Após a formação dos testículos, o feto masculino começa a produzir testosterona por volta da nona semana de gestação, alterando a expressão gênica das células nos órgãos genitais e no cérebro. No feto masculino os mamilos permanecem como um resquício desse processo embrionário.
Nos homens, os mamilos são basicamente órgãos vestigiais, todavia, apesar de não terem uma função ativa eles não são prejudiciais e não há um custo metabólico real para ter mamilos.
Mas se os mamilos não servem pra nada nos homens, por que eles ainda existem?

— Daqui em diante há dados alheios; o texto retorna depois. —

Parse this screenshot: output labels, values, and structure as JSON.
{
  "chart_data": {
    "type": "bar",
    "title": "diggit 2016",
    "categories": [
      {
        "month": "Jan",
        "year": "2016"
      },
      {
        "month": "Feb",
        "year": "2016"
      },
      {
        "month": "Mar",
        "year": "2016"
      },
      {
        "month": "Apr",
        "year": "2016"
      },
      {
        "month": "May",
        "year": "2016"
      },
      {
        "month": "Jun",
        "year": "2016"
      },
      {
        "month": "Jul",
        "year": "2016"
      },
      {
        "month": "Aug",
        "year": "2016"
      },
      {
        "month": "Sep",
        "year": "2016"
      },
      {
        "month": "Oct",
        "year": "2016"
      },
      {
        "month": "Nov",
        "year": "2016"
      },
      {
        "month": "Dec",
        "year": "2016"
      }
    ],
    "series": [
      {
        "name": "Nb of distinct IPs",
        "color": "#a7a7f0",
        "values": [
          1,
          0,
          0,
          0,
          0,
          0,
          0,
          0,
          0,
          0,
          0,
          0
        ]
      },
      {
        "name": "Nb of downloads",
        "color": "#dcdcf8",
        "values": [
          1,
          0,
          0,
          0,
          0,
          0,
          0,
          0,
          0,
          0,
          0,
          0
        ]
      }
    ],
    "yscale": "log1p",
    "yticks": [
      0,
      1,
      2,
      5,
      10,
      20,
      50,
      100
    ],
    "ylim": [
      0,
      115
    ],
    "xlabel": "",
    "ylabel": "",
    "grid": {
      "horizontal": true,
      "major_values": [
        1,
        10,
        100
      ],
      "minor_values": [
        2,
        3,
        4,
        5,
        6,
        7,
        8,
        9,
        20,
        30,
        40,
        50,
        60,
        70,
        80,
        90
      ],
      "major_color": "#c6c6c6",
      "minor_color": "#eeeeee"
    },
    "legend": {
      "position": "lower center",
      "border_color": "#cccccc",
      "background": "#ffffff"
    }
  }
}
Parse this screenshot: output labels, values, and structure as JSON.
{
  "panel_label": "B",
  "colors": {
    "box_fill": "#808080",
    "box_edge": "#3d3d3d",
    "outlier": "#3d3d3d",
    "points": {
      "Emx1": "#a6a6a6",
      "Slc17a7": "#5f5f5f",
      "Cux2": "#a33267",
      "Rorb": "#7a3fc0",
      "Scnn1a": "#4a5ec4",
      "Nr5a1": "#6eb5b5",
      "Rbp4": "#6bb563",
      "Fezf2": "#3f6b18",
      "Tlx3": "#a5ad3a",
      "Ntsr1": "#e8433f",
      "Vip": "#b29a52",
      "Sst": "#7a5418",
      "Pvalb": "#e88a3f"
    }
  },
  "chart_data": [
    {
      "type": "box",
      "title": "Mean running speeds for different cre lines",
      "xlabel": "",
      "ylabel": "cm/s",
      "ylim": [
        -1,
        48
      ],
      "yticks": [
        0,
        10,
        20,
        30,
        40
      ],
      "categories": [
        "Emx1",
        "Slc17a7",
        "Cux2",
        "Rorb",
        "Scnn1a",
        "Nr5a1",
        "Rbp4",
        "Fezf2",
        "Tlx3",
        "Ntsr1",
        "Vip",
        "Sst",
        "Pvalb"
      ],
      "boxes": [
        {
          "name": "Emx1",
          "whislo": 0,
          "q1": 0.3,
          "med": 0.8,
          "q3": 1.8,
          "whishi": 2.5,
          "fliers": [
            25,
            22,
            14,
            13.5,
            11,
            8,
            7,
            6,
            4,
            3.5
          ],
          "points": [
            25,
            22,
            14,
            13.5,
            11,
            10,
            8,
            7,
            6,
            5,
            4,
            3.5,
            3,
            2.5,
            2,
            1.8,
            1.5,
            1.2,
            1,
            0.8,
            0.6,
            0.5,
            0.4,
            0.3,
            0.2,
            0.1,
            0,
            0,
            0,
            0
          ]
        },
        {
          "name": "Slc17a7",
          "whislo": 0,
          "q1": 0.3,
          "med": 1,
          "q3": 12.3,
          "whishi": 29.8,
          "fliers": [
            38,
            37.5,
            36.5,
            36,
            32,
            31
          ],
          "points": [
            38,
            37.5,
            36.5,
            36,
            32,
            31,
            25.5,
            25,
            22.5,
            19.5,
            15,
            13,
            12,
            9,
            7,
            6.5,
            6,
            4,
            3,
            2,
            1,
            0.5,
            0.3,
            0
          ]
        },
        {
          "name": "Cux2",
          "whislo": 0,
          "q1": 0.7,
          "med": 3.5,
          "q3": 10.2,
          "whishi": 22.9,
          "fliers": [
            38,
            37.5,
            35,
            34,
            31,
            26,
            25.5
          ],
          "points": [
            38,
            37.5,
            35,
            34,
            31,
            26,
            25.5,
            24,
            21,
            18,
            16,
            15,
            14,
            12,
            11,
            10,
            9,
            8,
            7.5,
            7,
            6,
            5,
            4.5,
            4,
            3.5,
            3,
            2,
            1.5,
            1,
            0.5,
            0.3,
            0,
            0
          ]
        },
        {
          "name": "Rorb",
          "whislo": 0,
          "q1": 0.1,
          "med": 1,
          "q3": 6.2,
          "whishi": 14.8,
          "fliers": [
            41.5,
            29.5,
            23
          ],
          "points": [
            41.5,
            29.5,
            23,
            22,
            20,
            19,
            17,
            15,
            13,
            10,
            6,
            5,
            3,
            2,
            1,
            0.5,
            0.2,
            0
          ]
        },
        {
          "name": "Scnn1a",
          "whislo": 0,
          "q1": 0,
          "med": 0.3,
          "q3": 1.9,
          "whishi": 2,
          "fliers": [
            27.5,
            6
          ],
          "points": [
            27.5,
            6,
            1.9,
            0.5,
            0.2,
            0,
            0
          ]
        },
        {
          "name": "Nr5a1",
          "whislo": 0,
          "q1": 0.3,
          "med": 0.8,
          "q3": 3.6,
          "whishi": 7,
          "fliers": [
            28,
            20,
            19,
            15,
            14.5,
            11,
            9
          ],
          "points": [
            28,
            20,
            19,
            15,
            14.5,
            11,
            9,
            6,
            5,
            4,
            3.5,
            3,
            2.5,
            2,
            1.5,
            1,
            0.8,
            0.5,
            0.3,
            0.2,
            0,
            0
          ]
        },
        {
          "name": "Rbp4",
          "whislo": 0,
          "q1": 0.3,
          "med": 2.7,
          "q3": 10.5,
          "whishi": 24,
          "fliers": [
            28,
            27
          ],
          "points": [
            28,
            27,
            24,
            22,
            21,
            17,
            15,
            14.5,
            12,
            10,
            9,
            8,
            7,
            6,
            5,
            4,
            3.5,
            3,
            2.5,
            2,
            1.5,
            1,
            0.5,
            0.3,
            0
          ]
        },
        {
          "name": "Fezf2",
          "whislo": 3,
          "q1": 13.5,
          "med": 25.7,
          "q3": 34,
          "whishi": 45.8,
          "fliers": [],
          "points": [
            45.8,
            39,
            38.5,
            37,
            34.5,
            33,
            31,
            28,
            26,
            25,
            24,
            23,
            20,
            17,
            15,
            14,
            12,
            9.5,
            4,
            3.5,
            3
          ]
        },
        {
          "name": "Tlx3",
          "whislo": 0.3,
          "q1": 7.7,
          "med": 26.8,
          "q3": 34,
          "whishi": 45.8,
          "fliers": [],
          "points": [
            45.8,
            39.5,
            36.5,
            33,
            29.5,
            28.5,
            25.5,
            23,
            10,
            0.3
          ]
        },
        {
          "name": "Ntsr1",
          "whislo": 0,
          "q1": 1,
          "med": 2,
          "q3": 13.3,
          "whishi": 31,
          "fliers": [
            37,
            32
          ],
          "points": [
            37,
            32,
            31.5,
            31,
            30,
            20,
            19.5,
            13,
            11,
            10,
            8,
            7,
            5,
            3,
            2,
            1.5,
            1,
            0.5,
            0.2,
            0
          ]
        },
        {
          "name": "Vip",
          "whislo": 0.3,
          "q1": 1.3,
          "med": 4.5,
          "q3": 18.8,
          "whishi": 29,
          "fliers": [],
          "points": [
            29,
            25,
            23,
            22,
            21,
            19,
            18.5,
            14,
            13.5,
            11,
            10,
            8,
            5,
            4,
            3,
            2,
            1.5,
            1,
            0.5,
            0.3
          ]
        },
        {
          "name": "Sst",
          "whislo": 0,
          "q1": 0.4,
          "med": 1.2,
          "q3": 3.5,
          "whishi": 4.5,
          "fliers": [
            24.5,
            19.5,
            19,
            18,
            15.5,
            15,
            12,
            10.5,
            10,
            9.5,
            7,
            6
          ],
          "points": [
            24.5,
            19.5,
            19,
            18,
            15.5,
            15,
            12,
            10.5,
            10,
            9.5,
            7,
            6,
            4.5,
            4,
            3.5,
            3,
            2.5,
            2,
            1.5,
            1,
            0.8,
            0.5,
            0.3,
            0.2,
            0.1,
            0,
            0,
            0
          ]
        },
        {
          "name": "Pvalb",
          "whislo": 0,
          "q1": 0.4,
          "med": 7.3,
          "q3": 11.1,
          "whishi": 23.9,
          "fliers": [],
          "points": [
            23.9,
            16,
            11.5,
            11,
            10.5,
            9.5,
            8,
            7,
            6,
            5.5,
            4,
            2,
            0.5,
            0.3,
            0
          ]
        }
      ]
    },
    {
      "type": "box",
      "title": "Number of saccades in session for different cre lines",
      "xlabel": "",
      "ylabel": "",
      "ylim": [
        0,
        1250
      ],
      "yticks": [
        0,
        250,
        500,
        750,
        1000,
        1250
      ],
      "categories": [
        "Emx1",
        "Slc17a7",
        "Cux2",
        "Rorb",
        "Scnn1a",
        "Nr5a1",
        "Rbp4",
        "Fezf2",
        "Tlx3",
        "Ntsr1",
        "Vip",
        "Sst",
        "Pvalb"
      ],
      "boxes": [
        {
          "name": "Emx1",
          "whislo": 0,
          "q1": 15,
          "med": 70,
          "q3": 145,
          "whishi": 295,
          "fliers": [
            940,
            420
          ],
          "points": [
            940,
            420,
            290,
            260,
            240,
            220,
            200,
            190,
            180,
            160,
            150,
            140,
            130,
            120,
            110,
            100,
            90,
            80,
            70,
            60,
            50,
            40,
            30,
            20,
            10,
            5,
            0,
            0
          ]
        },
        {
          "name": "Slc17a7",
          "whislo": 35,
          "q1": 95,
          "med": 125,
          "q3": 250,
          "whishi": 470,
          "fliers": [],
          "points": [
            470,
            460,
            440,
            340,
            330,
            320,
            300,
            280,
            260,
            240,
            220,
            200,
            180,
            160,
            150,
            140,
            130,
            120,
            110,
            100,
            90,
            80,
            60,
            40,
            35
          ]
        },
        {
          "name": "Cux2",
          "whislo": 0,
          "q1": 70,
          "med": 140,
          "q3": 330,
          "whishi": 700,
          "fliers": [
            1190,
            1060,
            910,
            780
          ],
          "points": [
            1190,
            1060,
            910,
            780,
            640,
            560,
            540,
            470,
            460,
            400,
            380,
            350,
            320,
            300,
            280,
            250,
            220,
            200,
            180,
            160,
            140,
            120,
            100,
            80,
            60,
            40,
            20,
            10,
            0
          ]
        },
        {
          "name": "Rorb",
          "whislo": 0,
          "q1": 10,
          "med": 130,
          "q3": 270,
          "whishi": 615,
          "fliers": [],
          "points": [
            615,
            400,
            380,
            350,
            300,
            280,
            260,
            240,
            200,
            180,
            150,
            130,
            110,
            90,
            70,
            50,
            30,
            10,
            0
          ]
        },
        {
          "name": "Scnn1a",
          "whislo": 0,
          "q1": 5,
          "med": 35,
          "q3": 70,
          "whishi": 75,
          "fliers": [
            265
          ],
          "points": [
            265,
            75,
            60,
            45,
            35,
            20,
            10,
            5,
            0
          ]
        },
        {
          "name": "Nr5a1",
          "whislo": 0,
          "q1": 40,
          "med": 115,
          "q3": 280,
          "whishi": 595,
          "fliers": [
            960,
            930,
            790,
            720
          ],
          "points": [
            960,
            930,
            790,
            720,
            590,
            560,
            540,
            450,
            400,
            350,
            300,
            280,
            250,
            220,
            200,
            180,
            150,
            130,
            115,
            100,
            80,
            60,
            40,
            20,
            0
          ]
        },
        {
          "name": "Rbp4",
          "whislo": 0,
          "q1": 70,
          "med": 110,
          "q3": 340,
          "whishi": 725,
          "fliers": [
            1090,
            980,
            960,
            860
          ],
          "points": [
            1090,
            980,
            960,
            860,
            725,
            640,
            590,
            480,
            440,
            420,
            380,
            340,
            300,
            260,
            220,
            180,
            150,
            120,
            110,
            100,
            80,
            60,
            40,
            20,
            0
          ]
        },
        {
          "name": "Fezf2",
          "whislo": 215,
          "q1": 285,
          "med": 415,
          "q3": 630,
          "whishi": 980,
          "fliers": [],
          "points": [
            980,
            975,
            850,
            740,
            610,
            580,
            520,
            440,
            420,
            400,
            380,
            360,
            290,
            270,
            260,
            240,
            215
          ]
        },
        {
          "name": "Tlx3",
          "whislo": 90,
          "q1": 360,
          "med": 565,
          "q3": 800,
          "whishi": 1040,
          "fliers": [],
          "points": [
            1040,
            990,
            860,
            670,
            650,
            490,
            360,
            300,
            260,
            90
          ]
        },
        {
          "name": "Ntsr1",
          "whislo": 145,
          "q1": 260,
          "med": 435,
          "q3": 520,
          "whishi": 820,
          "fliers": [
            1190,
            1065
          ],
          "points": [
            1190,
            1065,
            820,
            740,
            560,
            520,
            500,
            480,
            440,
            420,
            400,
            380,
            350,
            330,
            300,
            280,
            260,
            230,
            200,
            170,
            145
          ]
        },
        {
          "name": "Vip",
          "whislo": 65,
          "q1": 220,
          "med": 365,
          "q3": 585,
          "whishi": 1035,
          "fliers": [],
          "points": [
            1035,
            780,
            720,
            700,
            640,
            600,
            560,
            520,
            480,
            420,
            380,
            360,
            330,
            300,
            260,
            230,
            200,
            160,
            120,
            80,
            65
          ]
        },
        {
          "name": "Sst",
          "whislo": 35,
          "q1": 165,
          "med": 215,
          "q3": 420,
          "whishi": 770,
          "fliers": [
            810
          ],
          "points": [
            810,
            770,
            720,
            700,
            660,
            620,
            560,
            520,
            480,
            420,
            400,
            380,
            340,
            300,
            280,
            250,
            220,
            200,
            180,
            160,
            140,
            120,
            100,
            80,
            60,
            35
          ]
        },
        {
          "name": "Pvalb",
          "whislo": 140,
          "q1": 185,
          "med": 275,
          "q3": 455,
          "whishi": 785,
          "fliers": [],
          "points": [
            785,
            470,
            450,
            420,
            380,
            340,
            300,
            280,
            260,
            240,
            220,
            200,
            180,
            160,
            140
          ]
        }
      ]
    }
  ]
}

Logo, não existe uma prioridade evolutiva ou fisiológica que justifique ao corpo do homem se livrar dos mamilos. É só lembrarmos que o corpo humano ainda preserva órgãos e estruturas vestigiais que não são úteis quanto um dia foram, como os dentes do siso, o cóccix, os músculos da orelha e o famoso apêndice intestinal.
Ainda sobre mamilos...
Uma condição que inclusive pode ser tão comum em homens quanto em mulheres é a chamada politelia ou mamilos supranumerários, que é o surgimento de mamilos extras ao longo do tronco.
Essa condição atinge em média uma em cada 8 mil pessoas e consiste no aparecimento de um ou mais mamilos pouco desenvolvidos ao longo da chamada "linha mamária" que vai da axila até a coxa. Por vezes confundidos com verrugas ou marcas de nascença, esses mamilos extras não são prejudiciais e só interferem no fator estético. São considerados como uma forma de atavismo (um resquício evolutivo) que remonta a grupos mamíferos mais ancestrais.
Outra coisa interessante que às vezes ocorre com os mamilos de bebês é o chamado "leite de bruxa" ou galactorréia neonatal, que acontece com bebês (tanto meninos quanto meninas) que foram expostos durante a gestação a altos níveis de estrogênio da mãe que é transferido para a corrente sanguínea através da placenta e estimula o crescimento do tecido mamário e às vezes até a produção de leite.
Normalmente não é uma condição perigosa - apesar de o bebê ficar mais vulnerável a infecções. Após algumas semanas ou meses os níveis de estrogênio no organismo do bebê diminuem assim como o inchaço mamário e a secreção láctea que são os efeitos do "leite de bruxa".